Either way, it’s been a nauseating ride for crypto investors, and as some of the plays on crypto assets also begin to fold, questions linger about Bitcoin’s suitability as a replacement for risk-off assets such as gold. Though time will tell how the biggest bulls on cryptocurrencies, like Fundstrat’s Tom Lee who’s a big fan of Ether, adjust if the negative momentum persists over the coming weeks, I do think that it’s always wise to be prepared for more downwards action as crypto markets navigate through a storm and perhaps a lengthy crypto winter, just in time for the holiday season.
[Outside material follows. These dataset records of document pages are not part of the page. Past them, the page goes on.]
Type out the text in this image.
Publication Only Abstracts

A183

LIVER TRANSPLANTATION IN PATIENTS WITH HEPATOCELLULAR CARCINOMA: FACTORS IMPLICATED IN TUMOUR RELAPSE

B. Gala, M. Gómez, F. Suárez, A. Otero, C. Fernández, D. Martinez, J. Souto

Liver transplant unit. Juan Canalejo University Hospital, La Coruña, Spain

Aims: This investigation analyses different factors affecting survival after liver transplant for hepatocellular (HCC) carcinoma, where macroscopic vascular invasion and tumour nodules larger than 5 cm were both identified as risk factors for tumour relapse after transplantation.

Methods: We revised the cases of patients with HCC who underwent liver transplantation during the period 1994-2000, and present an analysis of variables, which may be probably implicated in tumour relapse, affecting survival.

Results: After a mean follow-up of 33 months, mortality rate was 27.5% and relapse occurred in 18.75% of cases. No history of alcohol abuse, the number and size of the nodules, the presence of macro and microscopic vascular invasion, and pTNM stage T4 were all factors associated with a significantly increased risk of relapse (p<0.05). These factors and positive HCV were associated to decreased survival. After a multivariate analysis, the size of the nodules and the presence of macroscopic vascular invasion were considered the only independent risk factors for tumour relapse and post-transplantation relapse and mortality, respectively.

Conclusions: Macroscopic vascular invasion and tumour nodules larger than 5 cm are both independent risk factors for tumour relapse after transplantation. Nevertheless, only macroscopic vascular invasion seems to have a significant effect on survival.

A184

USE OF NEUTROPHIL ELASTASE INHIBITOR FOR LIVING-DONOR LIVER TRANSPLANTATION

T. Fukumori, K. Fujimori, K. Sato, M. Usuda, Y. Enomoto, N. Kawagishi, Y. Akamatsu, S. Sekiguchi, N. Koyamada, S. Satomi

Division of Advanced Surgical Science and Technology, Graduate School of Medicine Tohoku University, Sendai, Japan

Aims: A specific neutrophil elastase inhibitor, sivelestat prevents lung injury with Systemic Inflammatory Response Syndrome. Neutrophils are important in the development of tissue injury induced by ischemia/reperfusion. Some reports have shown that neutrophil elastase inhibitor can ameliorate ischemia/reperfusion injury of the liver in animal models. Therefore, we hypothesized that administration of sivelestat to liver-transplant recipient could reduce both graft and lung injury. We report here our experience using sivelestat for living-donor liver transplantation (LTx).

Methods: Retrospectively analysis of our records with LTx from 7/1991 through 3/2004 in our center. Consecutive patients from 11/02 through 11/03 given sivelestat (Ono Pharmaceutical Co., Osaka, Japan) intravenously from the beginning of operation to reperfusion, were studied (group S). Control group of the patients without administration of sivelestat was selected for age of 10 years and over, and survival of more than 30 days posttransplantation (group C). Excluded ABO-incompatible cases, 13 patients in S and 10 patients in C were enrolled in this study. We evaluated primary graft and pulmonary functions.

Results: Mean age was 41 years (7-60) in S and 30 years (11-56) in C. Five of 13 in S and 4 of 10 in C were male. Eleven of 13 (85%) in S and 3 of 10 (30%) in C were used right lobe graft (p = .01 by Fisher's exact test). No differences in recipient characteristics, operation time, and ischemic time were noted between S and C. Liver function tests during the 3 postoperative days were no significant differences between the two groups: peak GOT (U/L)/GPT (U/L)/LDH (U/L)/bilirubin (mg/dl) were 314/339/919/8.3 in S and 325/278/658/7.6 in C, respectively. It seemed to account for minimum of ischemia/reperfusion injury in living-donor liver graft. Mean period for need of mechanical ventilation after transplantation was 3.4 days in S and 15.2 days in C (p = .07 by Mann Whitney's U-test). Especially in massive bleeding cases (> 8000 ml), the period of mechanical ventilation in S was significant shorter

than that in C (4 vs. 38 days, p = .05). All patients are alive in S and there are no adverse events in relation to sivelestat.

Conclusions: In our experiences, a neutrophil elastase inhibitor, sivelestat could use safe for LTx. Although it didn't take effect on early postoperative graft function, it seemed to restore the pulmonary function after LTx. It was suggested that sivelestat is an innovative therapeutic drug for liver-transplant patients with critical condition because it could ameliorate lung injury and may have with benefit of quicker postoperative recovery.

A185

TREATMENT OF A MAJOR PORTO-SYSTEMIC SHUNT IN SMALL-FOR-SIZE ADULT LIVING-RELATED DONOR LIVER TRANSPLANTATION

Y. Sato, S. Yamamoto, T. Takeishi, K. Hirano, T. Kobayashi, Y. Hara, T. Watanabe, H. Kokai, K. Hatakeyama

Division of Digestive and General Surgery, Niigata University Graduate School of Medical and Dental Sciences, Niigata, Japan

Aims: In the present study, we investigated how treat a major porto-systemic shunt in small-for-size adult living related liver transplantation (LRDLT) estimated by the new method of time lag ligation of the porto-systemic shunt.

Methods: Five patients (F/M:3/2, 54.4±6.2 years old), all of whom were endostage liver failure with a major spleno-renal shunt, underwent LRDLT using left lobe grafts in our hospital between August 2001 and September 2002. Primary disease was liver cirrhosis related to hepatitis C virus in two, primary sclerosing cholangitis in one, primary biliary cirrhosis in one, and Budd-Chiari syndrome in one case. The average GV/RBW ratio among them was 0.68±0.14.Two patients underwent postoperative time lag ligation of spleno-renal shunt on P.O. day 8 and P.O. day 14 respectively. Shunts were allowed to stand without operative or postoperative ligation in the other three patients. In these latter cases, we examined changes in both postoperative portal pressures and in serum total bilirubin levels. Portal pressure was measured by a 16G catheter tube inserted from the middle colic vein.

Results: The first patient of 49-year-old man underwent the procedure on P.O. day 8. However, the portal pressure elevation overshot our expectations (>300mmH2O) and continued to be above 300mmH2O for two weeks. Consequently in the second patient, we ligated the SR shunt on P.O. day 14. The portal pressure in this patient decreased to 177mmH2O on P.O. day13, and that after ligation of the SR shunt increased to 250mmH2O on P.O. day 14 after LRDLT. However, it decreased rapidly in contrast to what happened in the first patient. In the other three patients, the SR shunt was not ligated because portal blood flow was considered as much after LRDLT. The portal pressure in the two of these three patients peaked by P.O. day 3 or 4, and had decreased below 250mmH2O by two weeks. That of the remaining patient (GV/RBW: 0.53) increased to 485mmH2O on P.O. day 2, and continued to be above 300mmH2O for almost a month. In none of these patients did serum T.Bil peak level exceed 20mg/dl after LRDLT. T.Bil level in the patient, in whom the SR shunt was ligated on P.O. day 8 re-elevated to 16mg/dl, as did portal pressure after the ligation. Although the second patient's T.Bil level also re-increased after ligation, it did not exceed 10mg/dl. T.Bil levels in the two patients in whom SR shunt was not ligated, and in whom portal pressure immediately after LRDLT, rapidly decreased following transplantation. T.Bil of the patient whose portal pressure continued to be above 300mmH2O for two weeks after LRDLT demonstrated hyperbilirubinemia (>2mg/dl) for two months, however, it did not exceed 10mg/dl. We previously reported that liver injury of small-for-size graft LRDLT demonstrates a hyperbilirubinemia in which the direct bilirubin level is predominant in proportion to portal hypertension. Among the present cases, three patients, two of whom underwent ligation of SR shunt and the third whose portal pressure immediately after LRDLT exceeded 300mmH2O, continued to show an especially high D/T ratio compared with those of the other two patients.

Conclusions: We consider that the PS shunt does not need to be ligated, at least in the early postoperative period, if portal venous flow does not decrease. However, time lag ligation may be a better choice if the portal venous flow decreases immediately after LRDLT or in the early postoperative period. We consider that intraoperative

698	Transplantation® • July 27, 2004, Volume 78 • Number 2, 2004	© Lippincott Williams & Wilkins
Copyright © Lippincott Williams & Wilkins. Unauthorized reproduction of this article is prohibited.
Personally, I wouldn’t brave the latest plunge in Bitcoin, now that the digital token has shed close to a third of its value in short order. While I would consider giving the largest crypto a second look, should they hit the $60,000-63,000 range, an area of strong support, given the 2024 consolidation channel as well as the two highs in 2021, investors shouldn’t opt to invest any cash they wouldn’t be willing to part with.
At the end of the day, cryptocurrencies are an incredibly volatile asset, to say the least. But, at the same time, volatility can work in both directions, with some of the biggest swings coming not all too far behind some of the worst implosions. Though there could be more room to the downside over the short- to medium-term, I wouldn’t write off the asset class entirely, especially if the tech trade settles down and the risk appetite risks up, moving into bargain-hunting mode, rather than a rush to the exits.